Symmetries of general non-Markovian Gaussian diffusive unravelings

TL;DR

This paper derives a broad class of non-Markovian Gaussian diffusive unravelings with symmetry properties, analyzing conditions for their invariance and mapping to bosonic environments, advancing understanding of quantum measurement dynamics.

Contribution

It introduces a general framework for non-Markovian Gaussian diffusive unravelings with symmetry analysis and conditions for environmental mapping, extending previous models.

Findings

Standard quantum diffusion models always share symmetry invariance.

Generalized stochastic dynamics can be mapped to bosonic environments under specific correlations.

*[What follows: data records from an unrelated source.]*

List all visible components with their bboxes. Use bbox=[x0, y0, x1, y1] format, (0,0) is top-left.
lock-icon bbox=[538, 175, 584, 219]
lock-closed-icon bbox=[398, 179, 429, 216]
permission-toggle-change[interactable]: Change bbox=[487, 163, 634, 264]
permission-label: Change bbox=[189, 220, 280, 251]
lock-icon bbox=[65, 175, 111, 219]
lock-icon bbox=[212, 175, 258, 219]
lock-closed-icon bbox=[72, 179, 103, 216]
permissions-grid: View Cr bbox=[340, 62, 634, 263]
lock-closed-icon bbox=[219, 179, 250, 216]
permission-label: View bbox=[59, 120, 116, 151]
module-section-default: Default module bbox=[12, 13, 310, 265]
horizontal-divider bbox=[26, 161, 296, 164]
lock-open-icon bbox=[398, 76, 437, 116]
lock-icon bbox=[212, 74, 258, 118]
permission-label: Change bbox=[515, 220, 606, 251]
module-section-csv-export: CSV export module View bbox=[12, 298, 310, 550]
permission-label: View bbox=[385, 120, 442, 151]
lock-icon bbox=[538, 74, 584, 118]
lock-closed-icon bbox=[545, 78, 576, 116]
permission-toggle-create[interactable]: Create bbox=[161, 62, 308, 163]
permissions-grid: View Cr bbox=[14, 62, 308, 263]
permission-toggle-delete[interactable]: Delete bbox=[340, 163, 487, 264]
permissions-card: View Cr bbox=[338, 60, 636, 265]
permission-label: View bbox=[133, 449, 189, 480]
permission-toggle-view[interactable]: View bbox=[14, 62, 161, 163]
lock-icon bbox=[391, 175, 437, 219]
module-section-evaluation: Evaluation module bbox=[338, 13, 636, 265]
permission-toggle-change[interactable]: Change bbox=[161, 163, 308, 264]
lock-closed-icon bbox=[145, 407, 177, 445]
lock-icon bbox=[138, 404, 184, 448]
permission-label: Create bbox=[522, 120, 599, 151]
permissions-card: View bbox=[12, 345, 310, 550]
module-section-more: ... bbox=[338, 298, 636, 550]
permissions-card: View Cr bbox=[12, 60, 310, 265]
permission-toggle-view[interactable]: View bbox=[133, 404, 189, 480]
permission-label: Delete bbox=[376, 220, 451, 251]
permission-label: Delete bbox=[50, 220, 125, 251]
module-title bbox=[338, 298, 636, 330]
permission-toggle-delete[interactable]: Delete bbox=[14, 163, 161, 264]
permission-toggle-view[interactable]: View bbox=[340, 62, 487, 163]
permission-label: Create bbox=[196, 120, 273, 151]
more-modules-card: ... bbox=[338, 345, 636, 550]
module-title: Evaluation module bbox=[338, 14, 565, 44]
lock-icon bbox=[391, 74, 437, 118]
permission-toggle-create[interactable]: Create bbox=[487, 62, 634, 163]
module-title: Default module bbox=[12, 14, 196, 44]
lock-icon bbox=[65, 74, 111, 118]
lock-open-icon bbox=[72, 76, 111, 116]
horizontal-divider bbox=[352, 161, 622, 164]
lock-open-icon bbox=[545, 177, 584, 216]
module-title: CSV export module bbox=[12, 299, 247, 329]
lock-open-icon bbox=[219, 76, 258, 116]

Analysis of measurement-based dynamics reveals conditions for symmetry preservation.

Abstract

By using a condition of average trace preservation we derive a general class of non-Markovian Gaussian diffusive unravelings [L. Diosi and L. Ferialdi, Phys. Rev. Lett. \textbf{113}, 200403 (2014)], here valid for arbitrary non-Hermitian system operators and noise correlations. The conditions under which the generalized stochastic Schrodinger equation has the same symmetry properties (invariance under unitary changes of operator base) than a microscopic system-bath Hamiltonian dynamics are determined. While the standard quantum diffusion model (standard noise correlations) always share the same invariance symmetry, the generalized stochastic dynamics can be mapped with an arbitrary bosonic environment only if some specific correlation constraints are fulfilled. These features are analyzed for different non-Markovian unravelings equivalent in average. Results based on quantum measurement theory that lead to specific cases of the generalized dynamics [J. Gambetta and H. M. Wiseman, Phys. Rev. A \textbf{66}, 012108 (2002)]\ are studied from the perspective of the present analysis.